La question de la place de l’École des chartes dans l’ensemble du système universitaire français et de ses relations avec les autres composantes de celui-ci s’est posée au long de l’histoire de l’École.

Partons de la naissance même de l’École. C’est inspiré par le baron de Gérando, qui depuis les années 1800 avait élaboré plusieurs projets de ce type, que le comte Siméon, ministre de l’Intérieur, proposa au roi Louis XVIII le texte de l’ordonnance du 22 février 1821 qui créait l’École des chartes. Cette fondation se situait dans une triple lignée. D’abord, celle de l’ancienne érudition mauriste attachée à la recherche et à l’édition des anciens documents manuscrits de l’histoire nationale. Ensuite, celle de l’Institut de France et spécialement de l’Académie des Inscriptions et Belles-Lettres à qui le gouvernement avait confié la réalisation d’un certain nombre de travaux scientifiques pour lesquels elle avait besoin d’auxiliaires que la nouvelle École pourrait lui fournir. Celle enfin des «  écoles spéciales  » dont la Révolution avait conçu le modèle, écoles pratiques et professionnelles destinées à former de jeunes savants dans des disciplines où ils pourraient mettre leurs compétences au service du pays.
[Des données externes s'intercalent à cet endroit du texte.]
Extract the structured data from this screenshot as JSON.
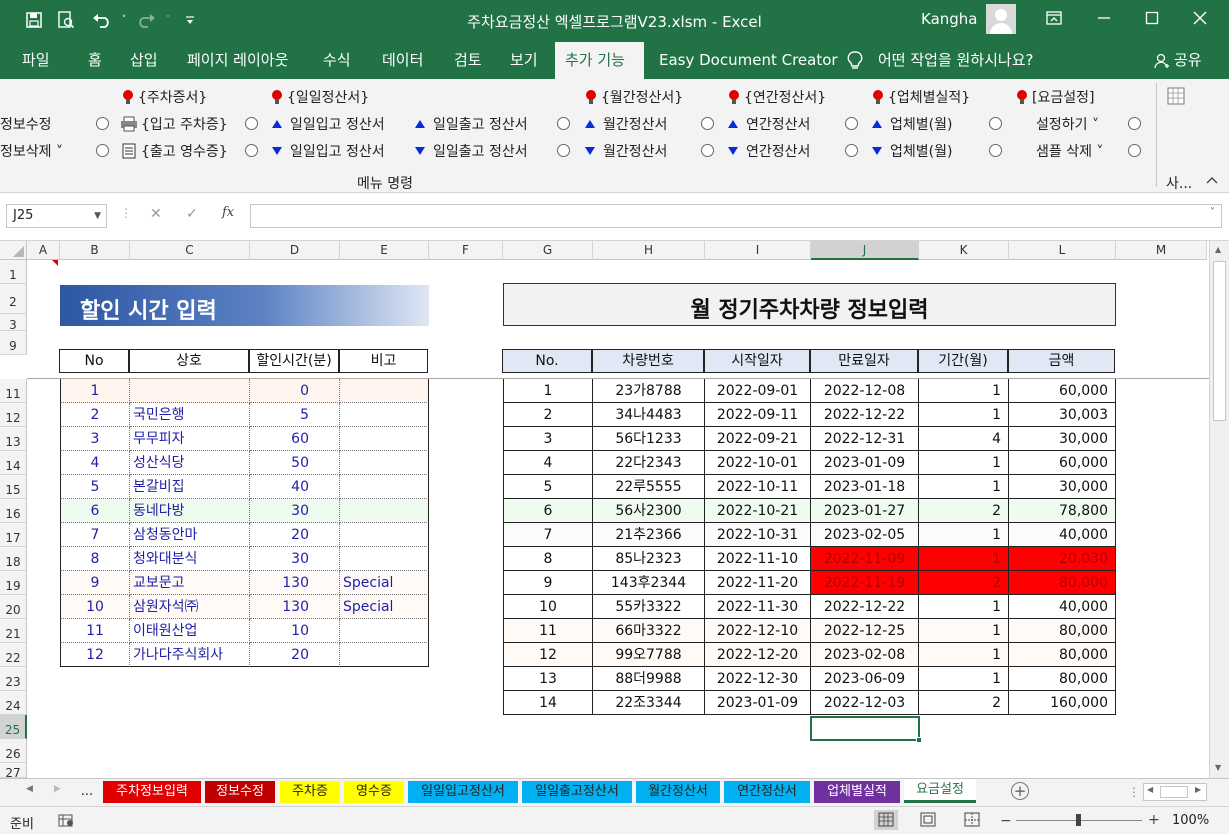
{
  "window": {
    "title": "주차요금정산 엑셀프로그램V23.xlsm  -  Excel",
    "user": "Kangha"
  },
  "menu": {
    "tabs": [
      "파일",
      "홈",
      "삽입",
      "페이지 레이아웃",
      "수식",
      "데이터",
      "검토",
      "보기",
      "추가 기능",
      "Easy Document Creator"
    ],
    "active": "추가 기능",
    "tell_me": "어떤 작업을 원하시나요?",
    "share": "공유"
  },
  "ribbon": {
    "left_items": [
      "정보수정",
      "정보삭제 ˅"
    ],
    "groups": [
      {
        "title": "{주차증서}",
        "items": [
          "{입고 주차증}",
          "{출고 영수증}"
        ]
      },
      {
        "title": "{일일정산서}",
        "items": [
          "일일입고 정산서",
          "일일입고 정산서",
          "일일출고 정산서",
          "일일출고 정산서"
        ]
      },
      {
        "title": "{월간정산서}",
        "items": [
          "월간정산서",
          "월간정산서"
        ]
      },
      {
        "title": "{연간정산서}",
        "items": [
          "연간정산서",
          "연간정산서"
        ]
      },
      {
        "title": "{업체별실적}",
        "items": [
          "업체별(월)",
          "업체별(월)"
        ]
      },
      {
        "title": "[요금설정]",
        "items": [
          "설정하기 ˅",
          "샘플 삭제 ˅"
        ]
      }
    ],
    "group_label": "메뉴 명령",
    "right_label": "사..."
  },
  "formula_bar": {
    "name_box": "J25",
    "cancel": "✕",
    "enter": "✓",
    "fx": "fx",
    "formula": ""
  },
  "columns": [
    "A",
    "B",
    "C",
    "D",
    "E",
    "F",
    "G",
    "H",
    "I",
    "J",
    "K",
    "L",
    "M"
  ],
  "rows": [
    "1",
    "2",
    "3",
    "9",
    "11",
    "12",
    "13",
    "14",
    "15",
    "16",
    "17",
    "18",
    "19",
    "20",
    "21",
    "22",
    "23",
    "24",
    "25",
    "26",
    "27"
  ],
  "discount": {
    "title": "할인 시간 입력",
    "headers": [
      "No",
      "상호",
      "할인시간(분)",
      "비고"
    ],
    "rows": [
      [
        "1",
        "",
        "0",
        ""
      ],
      [
        "2",
        "국민은행",
        "5",
        ""
      ],
      [
        "3",
        "무무피자",
        "60",
        ""
      ],
      [
        "4",
        "성산식당",
        "50",
        ""
      ],
      [
        "5",
        "본갈비집",
        "40",
        ""
      ],
      [
        "6",
        "동네다방",
        "30",
        ""
      ],
      [
        "7",
        "삼청동안마",
        "20",
        ""
      ],
      [
        "8",
        "청와대분식",
        "30",
        ""
      ],
      [
        "9",
        "교보문고",
        "130",
        "Special"
      ],
      [
        "10",
        "삼원자석㈜",
        "130",
        "Special"
      ],
      [
        "11",
        "이태원산업",
        "10",
        ""
      ],
      [
        "12",
        "가나다주식회사",
        "20",
        ""
      ]
    ]
  },
  "monthly": {
    "title": "월 정기주차차량 정보입력",
    "headers": [
      "No.",
      "차량번호",
      "시작일자",
      "만료일자",
      "기간(월)",
      "금액"
    ],
    "rows": [
      [
        "1",
        "23가8788",
        "2022-09-01",
        "2022-12-08",
        "1",
        "60,000"
      ],
      [
        "2",
        "34나4483",
        "2022-09-11",
        "2022-12-22",
        "1",
        "30,003"
      ],
      [
        "3",
        "56다1233",
        "2022-09-21",
        "2022-12-31",
        "4",
        "30,000"
      ],
      [
        "4",
        "22다2343",
        "2022-10-01",
        "2023-01-09",
        "1",
        "60,000"
      ],
      [
        "5",
        "22루5555",
        "2022-10-11",
        "2023-01-18",
        "1",
        "30,000"
      ],
      [
        "6",
        "56사2300",
        "2022-10-21",
        "2023-01-27",
        "2",
        "78,800"
      ],
      [
        "7",
        "21추2366",
        "2022-10-31",
        "2023-02-05",
        "1",
        "40,000"
      ],
      [
        "8",
        "85나2323",
        "2022-11-10",
        "2022-11-09",
        "1",
        "20,030"
      ],
      [
        "9",
        "143후2344",
        "2022-11-20",
        "2022-11-19",
        "2",
        "80,000"
      ],
      [
        "10",
        "55카3322",
        "2022-11-30",
        "2022-12-22",
        "1",
        "40,000"
      ],
      [
        "11",
        "66마3322",
        "2022-12-10",
        "2022-12-25",
        "1",
        "80,000"
      ],
      [
        "12",
        "99오7788",
        "2022-12-20",
        "2023-02-08",
        "1",
        "80,000"
      ],
      [
        "13",
        "88더9988",
        "2022-12-30",
        "2023-06-09",
        "1",
        "80,000"
      ],
      [
        "14",
        "22조3344",
        "2023-01-09",
        "2022-12-03",
        "2",
        "160,000"
      ]
    ],
    "expired_rows": [
      7,
      8
    ]
  },
  "sheets": [
    {
      "name": "...",
      "bg": "#f3f3f3",
      "fg": "#222222"
    },
    {
      "name": "주차정보입력",
      "bg": "#e00000",
      "fg": "#ffffff"
    },
    {
      "name": "정보수정",
      "bg": "#c00000",
      "fg": "#ffffff"
    },
    {
      "name": "주차증",
      "bg": "#ffff00",
      "fg": "#222222"
    },
    {
      "name": "영수증",
      "bg": "#ffff00",
      "fg": "#222222"
    },
    {
      "name": "일일입고정산서",
      "bg": "#00b0f0",
      "fg": "#222222"
    },
    {
      "name": "일일출고정산서",
      "bg": "#00b0f0",
      "fg": "#222222"
    },
    {
      "name": "월간정산서",
      "bg": "#00b0f0",
      "fg": "#222222"
    },
    {
      "name": "연간정산서",
      "bg": "#00b0f0",
      "fg": "#222222"
    },
    {
      "name": "업체별실적",
      "bg": "#7030a0",
      "fg": "#ffffff"
    },
    {
      "name": "요금설정",
      "bg": "#ffffff",
      "fg": "#217346"
    }
  ],
  "status": {
    "ready": "준비",
    "zoom": "100%"
  },
  "colors": {
    "excel_green": "#217346",
    "expired_red": "#ff0000",
    "cell_blue": "#1f1fa8"
  }
}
La création de l’École des chartes s’est donc faite en marge de l’Université. Il faut dire que celle-ci était alors dans un état misérable. La Restauration avait démantelé le système napoléonien, unifié et centralisé, de l’Université impériale. L’enseignement supérieur était de fait partagé entre un réseau assez hétérogène de Grandes Écoles et établissements scientifiques divers, réseau que devait rejoindre la nouvelle École des chartes, et un réseau également disparate de facultés dédiées aux disciplines universitaires traditionnelles héritées de l’Ancien Régime.

La situation des facultés des lettres était particulièrement médiocre. La Restauration en avait drastiquement réduit le nombre à six en 1816, avant que certaines ne soient recréées ou créées par la Monarchie de Juillet. Ces facultés se caractérisaient par leurs faibles effectifs  ; elles étaient hébergées dans des bâtiments de fortune  ; elles ne possédaient pas de bibliothèques, leurs budgets dérisoires ne permettaient que d’assurer une partie des salaires des professeurs. Leur rôle essentiel était de faire fonction de jurys d’examen, en particulier pour le baccalauréat. Elles se distinguaient mal des classes terminales des grands lycées à qui elles empruntaient une bonne part de leur corps enseignant. Ces enseignants n’assuraient eux-mêmes pour un public clairsemé que quelques cours libres. Les rares grades qu’elles conféraient au-delà du baccalauréat, à savoir la licence et le doctorat, ne faisaient guère que dupliquer le premier, privilégiant comme lui la maîtrise du latin et les aptitudes rhétoriques.

Seule la Faculté des lettres de Paris tranchait dans ce panorama désolant. La proximité de l’École Normale Supérieure lui permettait de recruter des professeurs généralement titulaires de l’agrégation. Les étudiants parisiens avaient également l’avantage de pouvoir bénéficier des ressources intellectuelles de la capitale, par exemple celles de la Bibliothèque royale ou du Collège de France qui leur offrait la possibilité de suivre des cours de haut niveau qu’ils ne trouvaient pas ailleurs.

Si la première École des chartes est apparue tout à fait en marge du monde des facultés des lettres, elle n’en a pas moins souffert comme elles, pendant ses premières années, de l’extrême faiblesse de ses moyens financiers et matériels, du manque de continuité de l’action publique qui aboutit à sa mise en sommeil pure et simple de 1824 à 1829, de l’imprécision de ses cursus et de la médiocrité de ses premiers enseignements qui fut d’ailleurs vigoureusement dénoncée par les élèves eux-mêmes dans une longue pétition de septembre 1830.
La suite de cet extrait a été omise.